E a hora de responder a este desafio um dia chegou numa conversa pelo MSN. Falava com o Marcelo sobre alguma coisa qualquer, quando ele me perguntou, naquele seu jeito extremamente objetivo: “cara, quero viajar para a Patagônia nessas férias, mas preciso de alguém para ir comigo. Quer vir junto?” Eis que a estrada me chamava! Aceitei, e daquele momento em diante, todas as vezes que nos encontrávamos na faculdade ou na internet, nosso assunto principal era essa viagem, por ele batizada de “Expedição Austral”. Precisávamos nos preparar, mesmo sem saber exatamente como ou para o quê. Marcelo, outro aventureiro, já tinha alguma experiência em viagens, pois já tinha ido atravessado a Bolívia e o Peru e conhecido as ruínas de Machu Picchu, e tinha alguma noção do que nos esperava naquelas terras do extremo sul do continente, mas, como eu, nunca antes tinha empreendido aventura tão audaciosa. Viajaríamos sem veículo próprio e com pouco dinheiro. Estas contingências afetariam toda a expedição, e precisávamos nos preparar de acordo: procuramos rotas para seguir, lugares para visitar, lugares para dormir, quais equipamentos levar, cuidados para se tomar. Chegamos à conclusão que viajaríamos bastante de ônibus entre cidades, dormiríamos em campings, cozinharíamos nossa própria comida e que um excelente preparo físico era um imperativo categórico se quiséssemos aproveitar a viagem. Como descobrimos ao longo do caminho, estávamos relativamente certos em nossos pressupostos, mas terrivelmente ignorantes da magnitude dos problemas à nossa frente.

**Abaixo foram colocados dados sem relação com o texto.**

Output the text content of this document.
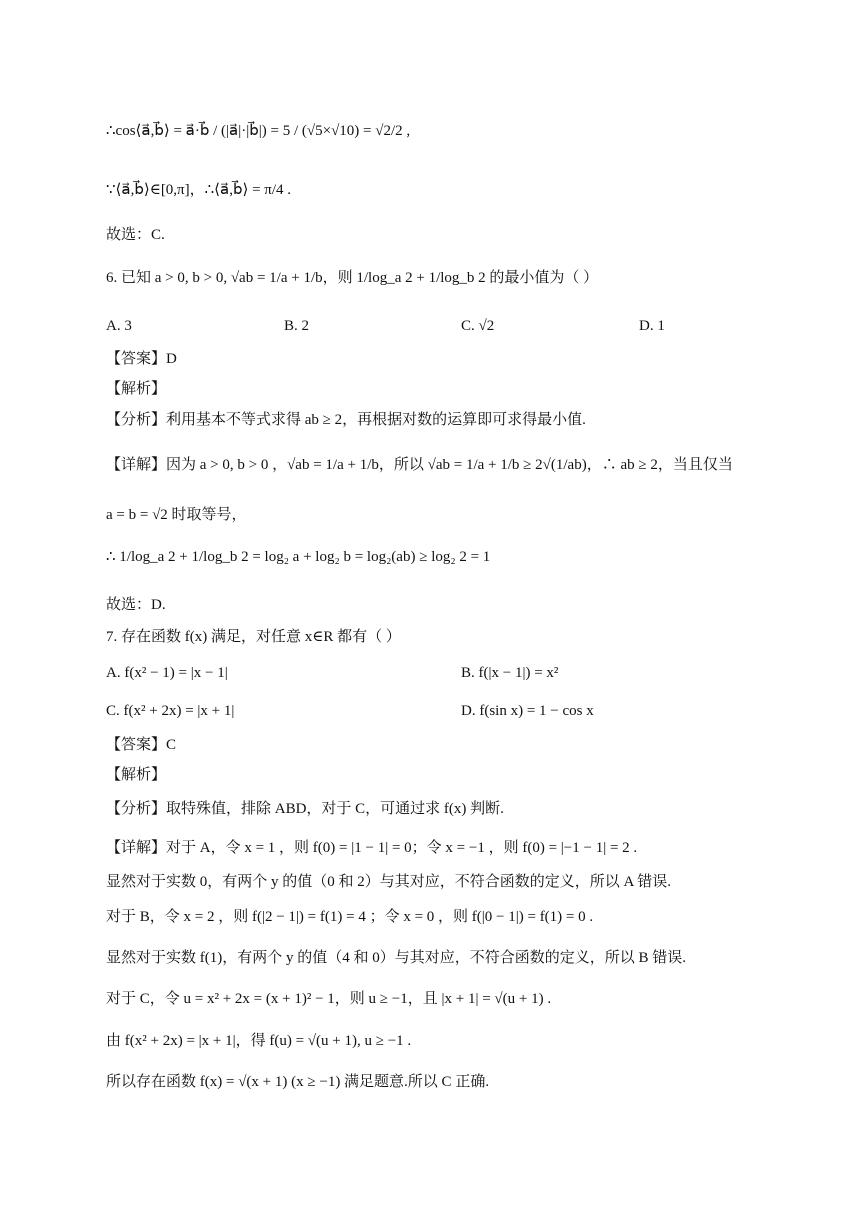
∴cos⟨a⃗,b⃗⟩ = a⃗·b⃗ / (|a⃗|·|b⃗|) = 5 / (√5×√10) = √2/2 ,
∵⟨a⃗,b⃗⟩∈[0,π]，∴⟨a⃗,b⃗⟩ = π/4 .
故选：C.
6. 已知 a > 0, b > 0, √ab = 1/a + 1/b，则 1/log_a 2 + 1/log_b 2 的最小值为（ ）
A. 3	B. 2	C. √2	D. 1
【答案】D
【解析】
【分析】利用基本不等式求得 ab ≥ 2，再根据对数的运算即可求得最小值.
【详解】因为 a > 0, b > 0 ，√ab = 1/a + 1/b，所以 √ab = 1/a + 1/b ≥ 2√(1/ab)，∴ ab ≥ 2，当且仅当
a = b = √2 时取等号，
∴ 1/log_a 2 + 1/log_b 2 = log₂ a + log₂ b = log₂(ab) ≥ log₂ 2 = 1
故选：D.
7. 存在函数 f(x) 满足，对任意 x∈R 都有（ ）
A. f(x² − 1) = |x − 1|	B. f(|x − 1|) = x²
C. f(x² + 2x) = |x + 1|	D. f(sin x) = 1 − cos x
【答案】C
【解析】
【分析】取特殊值，排除 ABD，对于 C，可通过求 f(x) 判断.
【详解】对于 A，令 x = 1 ，则 f(0) = |1 − 1| = 0；令 x = −1 ，则 f(0) = |−1 − 1| = 2 .
显然对于实数 0，有两个 y 的值（0 和 2）与其对应，不符合函数的定义，所以 A 错误.
对于 B，令 x = 2 ，则 f(|2 − 1|) = f(1) = 4 ；令 x = 0 ，则 f(|0 − 1|) = f(1) = 0 .
显然对于实数 f(1)，有两个 y 的值（4 和 0）与其对应，不符合函数的定义，所以 B 错误.
对于 C，令 u = x² + 2x = (x + 1)² − 1，则 u ≥ −1，且 |x + 1| = √(u + 1) .
由 f(x² + 2x) = |x + 1|，得 f(u) = √(u + 1), u ≥ −1 .
所以存在函数 f(x) = √(x + 1) (x ≥ −1) 满足题意.所以 C 正确.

Montamos nosso equipamento da melhor maneira possível com base nas informações coletadas pela internet, especialmente no fórum Mochileiros: encomendamos uma barraca especial pensando nos fortes ventos patagônicos, separamos nossas roupas e ferramentas mais adequadas, compramos uma pequena panela pequena, arranjamos um fogareiro emprestado e até mesmo fizemos um “blitzkurs” (curso relâmpago) de culinária guerrilheira com uma tia do Marcelo, que em sua juventude também desbravou o mundo, para que soubéssemos como fazer comida em condições adversas. Todas estas providências, por mais importantes que tenham sido, em algum momento da viagem provaram-se inúteis ou mesmo pegadinhas de Deus ou algum espírito primordial com nossa inocência. Mas, no momento, estou falando dos dias antes da Expedição começar de fato, e por isso deixarei a descrição destes acontecimentos mais para a frente.

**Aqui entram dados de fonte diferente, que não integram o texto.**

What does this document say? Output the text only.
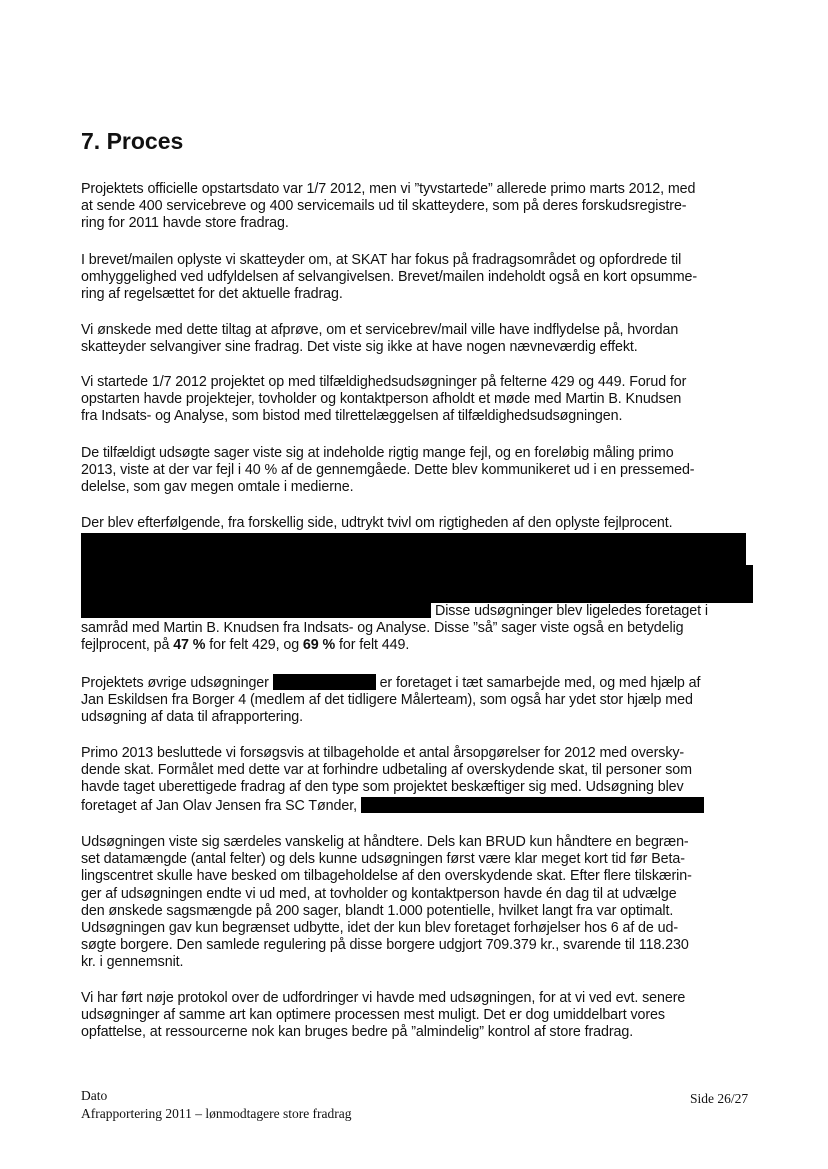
7. Proces
Projektets officielle opstartsdato var 1/7 2012, men vi ”tyvstartede” allerede primo marts 2012, med
at sende 400 servicebreve og 400 servicemails ud til skatteydere, som på deres forskudsregistre-
ring for 2011 havde store fradrag.
I brevet/mailen oplyste vi skatteyder om, at SKAT har fokus på fradragsområdet og opfordrede til
omhyggelighed ved udfyldelsen af selvangivelsen. Brevet/mailen indeholdt også en kort opsumme-
ring af regelsættet for det aktuelle fradrag.
Vi ønskede med dette tiltag at afprøve, om et servicebrev/mail ville have indflydelse på, hvordan
skatteyder selvangiver sine fradrag. Det viste sig ikke at have nogen nævneværdig effekt.
Vi startede 1/7 2012 projektet op med tilfældighedsudsøgninger på felterne 429 og 449. Forud for
opstarten havde projektejer, tovholder og kontaktperson afholdt et møde med Martin B. Knudsen
fra Indsats- og Analyse, som bistod med tilrettelæggelsen af tilfældighedsudsøgningen.
De tilfældigt udsøgte sager viste sig at indeholde rigtig mange fejl, og en foreløbig måling primo
2013, viste at der var fejl i 40 % af de gennemgåede. Dette blev kommunikeret ud i en pressemed-
delelse, som gav megen omtale i medierne.
Der blev efterfølgende, fra forskellig side, udtrykt tvivl om rigtigheden af den oplyste fejlprocent.
Disse udsøgninger blev ligeledes foretaget i
samråd med Martin B. Knudsen fra Indsats- og Analyse. Disse ”så” sager viste også en betydelig
fejlprocent, på 47 % for felt 429, og 69 % for felt 449.
Projektets øvrige udsøgninger	er foretaget i tæt samarbejde med, og med hjælp af
Jan Eskildsen fra Borger 4 (medlem af det tidligere Målerteam), som også har ydet stor hjælp med
udsøgning af data til afrapportering.
Primo 2013 besluttede vi forsøgsvis at tilbageholde et antal årsopgørelser for 2012 med oversky-
dende skat. Formålet med dette var at forhindre udbetaling af overskydende skat, til personer som
havde taget uberettigede fradrag af den type som projektet beskæftiger sig med. Udsøgning blev
foretaget af Jan Olav Jensen fra SC Tønder,
Udsøgningen viste sig særdeles vanskelig at håndtere. Dels kan BRUD kun håndtere en begræn-
set datamængde (antal felter) og dels kunne udsøgningen først være klar meget kort tid før Beta-
lingscentret skulle have besked om tilbageholdelse af den overskydende skat. Efter flere tilskærin-
ger af udsøgningen endte vi ud med, at tovholder og kontaktperson havde én dag til at udvælge
den ønskede sagsmængde på 200 sager, blandt 1.000 potentielle, hvilket langt fra var optimalt.
Udsøgningen gav kun begrænset udbytte, idet der kun blev foretaget forhøjelser hos 6 af de ud-
søgte borgere. Den samlede regulering på disse borgere udgjort 709.379 kr., svarende til 118.230
kr. i gennemsnit.
Vi har ført nøje protokol over de udfordringer vi havde med udsøgningen, for at vi ved evt. senere
udsøgninger af samme art kan optimere processen mest muligt. Det er dog umiddelbart vores
opfattelse, at ressourcerne nok kan bruges bedre på ”almindelig” kontrol af store fradrag.
Dato
Afrapportering 2011 – lønmodtagere store fradrag
Side 26/27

Há outra parte do equipamento que levamos para a Expedição que, mesmo não sendo diretamente ligado à nossa sobrevivência, provou ser de extrema importância em nossas andanças: nossos livros e diários. Como intelectuais que somos, parecia-nos inconcebível nos metermos em uma viagem cuja duração estava estimada em no mínimo três semanas sem ter absolutamente nada para lermos, e muito menos deixar de registrar os fatos e sentimentos de tamanha empreitada. Por isso, antes de partirmos dedicamos especial atenção as coisas que leríamos e onde escreveríamos. Marcelo, mais focado e decidido, levou um só, porém gigantesco livro, enquanto eu, mais impulsivo e indeciso, levei quatro livros menores, mas que no final das contas acabavam pesando tanto quanto a escolha de Marcelo. Nós dois acreditávamos que seria estúpido lermos algo que em nada acrescentassem à Expedição, e por isso, escolhemos cuidadosamente estes livros. Marcelo levou a edição completa de “Dom Quixote”, de Cervantes a história do cavaleiro da triste figura, enquanto eu levei “A Morte de Ivan Ilitch” de Tolstoi, “Get Out of Your Mind and Into Your Life” de Steven Hayes, “O Caminho da Egoência” de Ramon Muñoz Soller e “A Filosofia Perene” de Aldous Huxley. Não posso dizer ao certo o que levou Marcelo a escolher aquele livro e não qualquer outro (apesar de ter boas hipóteses a respeito). Posso, porém, explicar o que motivou as minhas escolhas. Sentia que esta viagem seria uma grande revolução espiritual para mim, e que o que quer eu lesse influenciaria como ela se daria. Desde o início sabia que queria ter comigo “O Caminho da Egoência”, por causa do forte impacto que causara em mim. O mesmo se passou com “A Filosofia Perene”, cuja ilustração da capa (uma serpente mordendo a própria cauda) impressionou-me ainda criança. “A Morte de Ivan Ilitch” decidi levar um pouco por acaso, depois de tê-lo encontrado jogado às traças num armário em Caxias do Sul, e “Get Out...” levei mais por insistência paterna do que qualquer outra coisa. Foram escolhidos de forma aleatória e discrepante, mas nunca poderia ter conscientemente pego livros que se complementassem de forma tão harmoniosa. Quanto às nossas ferramentas de escrita, também diferimos, Marcelo e eu: ele levou um diário com capa de couro com seu nome gravado, encomendado à muito tempo, enquanto eu fui com um caderno de capa dura da “Lazy Town”, comprado na semana antes de partirmos.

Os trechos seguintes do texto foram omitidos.